I'm following loosely the exposition given in "Monte Carlo Methods in Financial Engineering by Glasserman.
For a multifactor OU process:
$dX(t)=C(b-X(t))dt+DdW(t)$
Where C and D are d*d matrices and b and X(t) are vectors on length d, and W is a d dimensional brownian motion.

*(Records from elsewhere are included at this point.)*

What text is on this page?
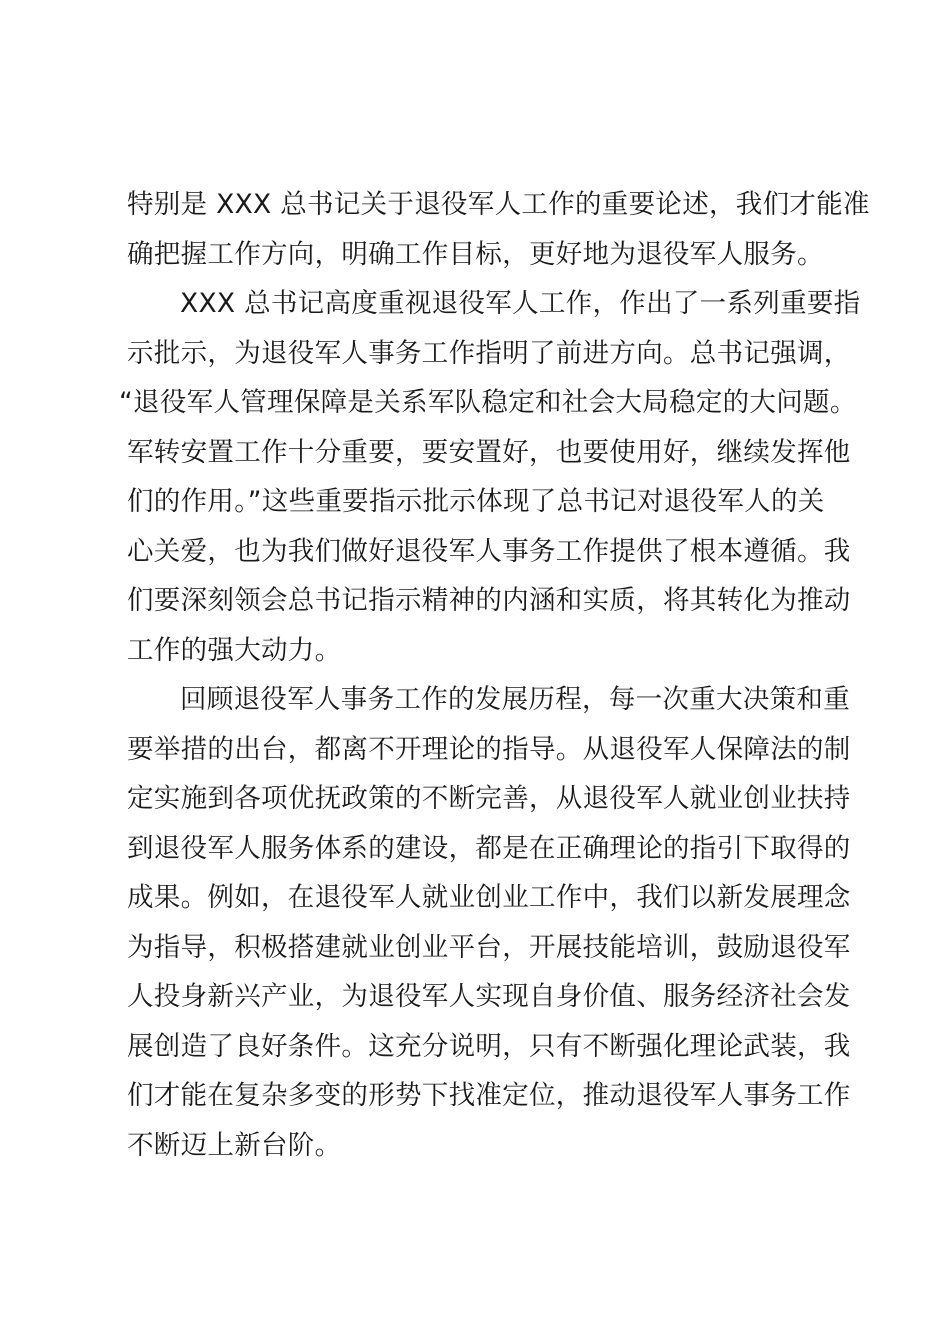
特别是 XXX 总书记关于退役军人工作的重要论述，我们才能准
确把握工作方向，明确工作目标，更好地为退役军人服务。
XXX 总书记高度重视退役军人工作，作出了一系列重要指
示批示，为退役军人事务工作指明了前进方向。总书记强调，
“退役军人管理保障是关系军队稳定和社会大局稳定的大问题。
军转安置工作十分重要，要安置好，也要使用好，继续发挥他
们的作用。”这些重要指示批示体现了总书记对退役军人的关
心关爱，也为我们做好退役军人事务工作提供了根本遵循。我
们要深刻领会总书记指示精神的内涵和实质，将其转化为推动
工作的强大动力。
回顾退役军人事务工作的发展历程，每一次重大决策和重
要举措的出台，都离不开理论的指导。从退役军人保障法的制
定实施到各项优抚政策的不断完善，从退役军人就业创业扶持
到退役军人服务体系的建设，都是在正确理论的指引下取得的
成果。例如，在退役军人就业创业工作中，我们以新发展理念
为指导，积极搭建就业创业平台，开展技能培训，鼓励退役军
人投身新兴产业，为退役军人实现自身价值、服务经济社会发
展创造了良好条件。这充分说明，只有不断强化理论武装，我
们才能在复杂多变的形势下找准定位，推动退役军人事务工作
不断迈上新台阶。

He notes that this can be used to define an "exact" discretization similar to the 1D case (Shown below)
1D case:
$dr(t)=\alpha(b-r(t))dt+\sigma dW(t)$
which has solution
$r(t)=exp^{-\alpha(t-u)}r(u)+\alpha\int_u^t \exp^{- \alpha(t-s)}b(s) ds+ \sigma \int_u^t \exp^{- \alpha(t-s)}dW(s)$
and can be simulated as
$r(t+1)=exp^{-\alpha(t_{i+1}-t_i)}r(t_i)+\mu(t_i,t_{t+1})+\sigma_r(t_i,t_{i+1})Z_{i_1} $ -- EQ1
where $\mu(u,t)=\alpha \int_u^t \exp^{-\alpha(t-s)}b(s)ds$
if b is constant
$\mu=b(1-\exp^{-\alpha(t_{i+1}-t_i)})$
and
$\sigma_r^2(u,t)=\sigma^2 \int_u^t \exp^{-2\alpha(t-s)}ds=\frac{\sigma^2}{2 \alpha}(1-exp^{-2 \alpha(t-u)})$
returning to multi-factor case
The general solution is
$X(t)=exp^{-C(t-u)}X(u)+\int_u^t \exp^{- C(t-s)}b ds+ \int_u^t \exp^{- C(t-s)}DdW(s)$ -- EQ2
However he also goes on to show that when C is diagonizable using $VCV^{-1}=\Delta$
$dY(t)=VX(t)$
which after simplification becomes
$dY(t)=\Delta(\tilde{b}-Y(t))dt+d \tilde W(t)$
with $\tilde{W}$ a $BM(0,\Sigma)$ where $\Sigma=VDD'T'$
This can be modeled as
$Y_j(t+1)=exp^{-\lambda_j (t_{i+1}-t_i)}Y_j(t_i)+(\exp^{\lambda_j(t_{i+1}-t_i)}-1)\tilde{b}_j +\sqrt{\frac{1}{2 \lambda_j}(1-exp^{(-2\lambda_j(t_{i+1}-t_i)})}\xi_j(i+1)$ EQ3
where $\xi(1), \xi(2)$ are independent $N(0,\Sigma)$.
Which reduces to a system of scalar simulations
You can then recover the $X(t)$ using $X(t)=V(t)^{-1}Y(t)$
My question is
1.) Could I run the multifactor OU process without doing the diagonalisation, i.e using the general solution Eq2 and the discretization scheme shown in EQ1? (if not why not?)
I realize that the second solution utilizing the diagonalisation is prolly neater (and faster) but I would like to be able to simulate the process two ways so that I can test the models against each other.
2.) If the answer to question 1 is no that how can I benchmark my model to enusre it's correct.